I'd say... probably so, but depends. It's been kind of odd weather this spring.

Also- zoysia doesn't appreciate the scalp I don't think.


----------



## Ware (Jan 28, 2017)

Welcome to TLF!

I don't have any experience with scalping zoysia, but with bermuda I would say it is only too late to scalp if it does not have time to recover before going into dormancy. I often do a mid-season scalp to sort of reset things if I go on vacation and get behind on mowing.


----------



## raymond (May 4, 2018)

FATC1TY said:


> I'd say... probably so, but depends. It's been kind of odd weather this spring.
> 
> Also- zoysia doesn't appreciate the scalp I don't think.


That's unfortunate... oh well. I think my biggest challenge is the dead grass from last season is still the same height as my green grass (since i didn't scalp). I wonder if I should just wait for the old stuff to thin out or perhaps rent an aerator to help thing it out instead


----------



## raymond (May 4, 2018)

Ware said:


> Welcome to TLF!
> 
> I don't have any experience with scalping zoysia, but with bermuda I would say it is only too late to scalp if it does not have time to recover before going into dormancy. I often do a mid-season scalp to sort of reset things if I go on vacation and get behind on mowing.


Thanks for the warm welcome!

And I can definitely get on board with that point of view with the scalping approach ☺ I am still getting my mowing habits tuned in since it's only my 2nd season I'm this yard. I figure worse case I'll pay the price with a yellow yard for a while and need a few extra waterings.


----------



## Greendoc (Mar 24, 2018)

First thing you do is change your mower. Contrary to what people have been told, ideal height of cut on Zeon and most other Zoysia varieties is 0.75 or lower. That is maintenance height not a scalp. If the Honda mower you are referring to is not some kind of reel, lowest you can go without damaging the grass is 2.0". Rotary mowers are for cool season grasses and St Augustine. Then again, I know @wardconnor maintains a cool season lawn at or near 0.5".


----------



## jayhawk (Apr 18, 2017)

Good to see more of the 'kbg of warm season' grass. Mostly full sun or ? Are you managing fert n squirt or someone doing that?


----------



## raymond (May 4, 2018)

jayhawk said:


> Good to see more of the 'kbg of warm season' grass. Mostly full sun or ? Are you managing fert n squirt or someone doing that?

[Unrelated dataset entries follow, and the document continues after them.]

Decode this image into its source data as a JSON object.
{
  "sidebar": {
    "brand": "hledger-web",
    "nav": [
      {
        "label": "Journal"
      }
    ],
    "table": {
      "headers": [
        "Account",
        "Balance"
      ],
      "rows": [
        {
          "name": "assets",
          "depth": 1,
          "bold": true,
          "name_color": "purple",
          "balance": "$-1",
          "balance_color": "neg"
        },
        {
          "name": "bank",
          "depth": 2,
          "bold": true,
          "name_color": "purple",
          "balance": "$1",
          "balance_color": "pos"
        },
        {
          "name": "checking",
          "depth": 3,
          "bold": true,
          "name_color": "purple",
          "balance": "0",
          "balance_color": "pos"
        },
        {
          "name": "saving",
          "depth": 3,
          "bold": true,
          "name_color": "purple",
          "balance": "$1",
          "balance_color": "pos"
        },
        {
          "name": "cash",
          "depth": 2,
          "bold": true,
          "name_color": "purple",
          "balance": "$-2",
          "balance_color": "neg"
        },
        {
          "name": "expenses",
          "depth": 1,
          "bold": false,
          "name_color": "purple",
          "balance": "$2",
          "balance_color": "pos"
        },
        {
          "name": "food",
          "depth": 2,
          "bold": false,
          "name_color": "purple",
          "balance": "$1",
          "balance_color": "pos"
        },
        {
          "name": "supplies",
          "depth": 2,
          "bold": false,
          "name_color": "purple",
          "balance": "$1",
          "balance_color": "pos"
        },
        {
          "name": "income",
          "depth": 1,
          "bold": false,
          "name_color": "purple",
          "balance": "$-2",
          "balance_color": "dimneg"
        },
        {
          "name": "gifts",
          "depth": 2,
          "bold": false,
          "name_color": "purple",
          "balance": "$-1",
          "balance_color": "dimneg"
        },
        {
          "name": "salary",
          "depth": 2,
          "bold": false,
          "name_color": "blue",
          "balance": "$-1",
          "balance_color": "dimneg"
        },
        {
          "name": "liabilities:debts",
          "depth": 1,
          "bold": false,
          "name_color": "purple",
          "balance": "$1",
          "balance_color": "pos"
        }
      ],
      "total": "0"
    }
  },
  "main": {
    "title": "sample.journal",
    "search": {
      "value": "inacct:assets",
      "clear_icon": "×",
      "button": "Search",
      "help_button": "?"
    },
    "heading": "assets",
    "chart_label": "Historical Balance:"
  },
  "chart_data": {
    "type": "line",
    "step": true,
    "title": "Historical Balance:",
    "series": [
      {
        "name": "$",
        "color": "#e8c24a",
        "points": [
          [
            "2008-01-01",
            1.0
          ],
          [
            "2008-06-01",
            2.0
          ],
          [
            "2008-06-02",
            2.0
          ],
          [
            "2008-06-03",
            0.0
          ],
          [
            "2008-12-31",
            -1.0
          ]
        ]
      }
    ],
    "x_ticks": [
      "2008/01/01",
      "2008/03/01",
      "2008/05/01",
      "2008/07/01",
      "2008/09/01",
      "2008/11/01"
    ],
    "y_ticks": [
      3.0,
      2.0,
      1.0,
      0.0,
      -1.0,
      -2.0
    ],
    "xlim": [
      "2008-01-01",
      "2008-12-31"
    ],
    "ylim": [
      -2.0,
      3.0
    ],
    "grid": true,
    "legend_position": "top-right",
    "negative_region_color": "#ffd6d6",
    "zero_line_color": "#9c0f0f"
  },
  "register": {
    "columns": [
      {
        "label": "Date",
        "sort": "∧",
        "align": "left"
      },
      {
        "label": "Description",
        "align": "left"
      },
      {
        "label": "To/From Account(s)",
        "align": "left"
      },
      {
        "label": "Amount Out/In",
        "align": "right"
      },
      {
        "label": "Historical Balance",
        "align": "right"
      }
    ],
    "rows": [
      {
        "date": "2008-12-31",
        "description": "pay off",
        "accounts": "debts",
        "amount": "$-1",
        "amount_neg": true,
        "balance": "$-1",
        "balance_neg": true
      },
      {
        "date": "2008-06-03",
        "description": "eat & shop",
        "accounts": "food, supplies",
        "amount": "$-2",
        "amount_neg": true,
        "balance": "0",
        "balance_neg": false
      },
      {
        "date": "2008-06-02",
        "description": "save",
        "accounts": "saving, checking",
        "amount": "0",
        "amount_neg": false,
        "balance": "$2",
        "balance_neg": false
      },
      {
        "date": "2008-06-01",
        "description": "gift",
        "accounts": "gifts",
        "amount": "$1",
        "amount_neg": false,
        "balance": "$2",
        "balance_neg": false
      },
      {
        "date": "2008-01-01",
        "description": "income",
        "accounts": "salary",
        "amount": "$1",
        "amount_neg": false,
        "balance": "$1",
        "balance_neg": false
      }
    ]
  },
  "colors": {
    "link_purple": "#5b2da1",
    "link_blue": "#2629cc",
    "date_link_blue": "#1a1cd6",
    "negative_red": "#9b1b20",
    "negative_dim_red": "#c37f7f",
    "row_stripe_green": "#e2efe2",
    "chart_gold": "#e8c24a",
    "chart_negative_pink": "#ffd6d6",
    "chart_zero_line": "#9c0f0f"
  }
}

Fert and squirt 😂 that's a new one. I do it all... even water with an above ground moving sprinkler. Mostly full sun. My yard is on a bit of a hill and since I have an older mower, it can be a real pain. I'm thinking of upgrading to a new mower but can't seem to get over the hump of the high expense for a reel - I do like the tri-cut mowers though and see you have one.


----------



## Greendoc (Mar 24, 2018)

Zeon does not look very much like or act like a typical Zoysia or warm season grass. It grows more upright, with very little runners on the surface. Having said that, it is very intolerant of scalping or rough treatment when mowing. I have seen rotary mowed Zeon decline and look bad because the excessive foliage prevented quick drying after irrigation or rain. To me, Zeon looks and acts a lot like British Fine Fescue. Difference is, that Zeon thrives on sun and heat.


----------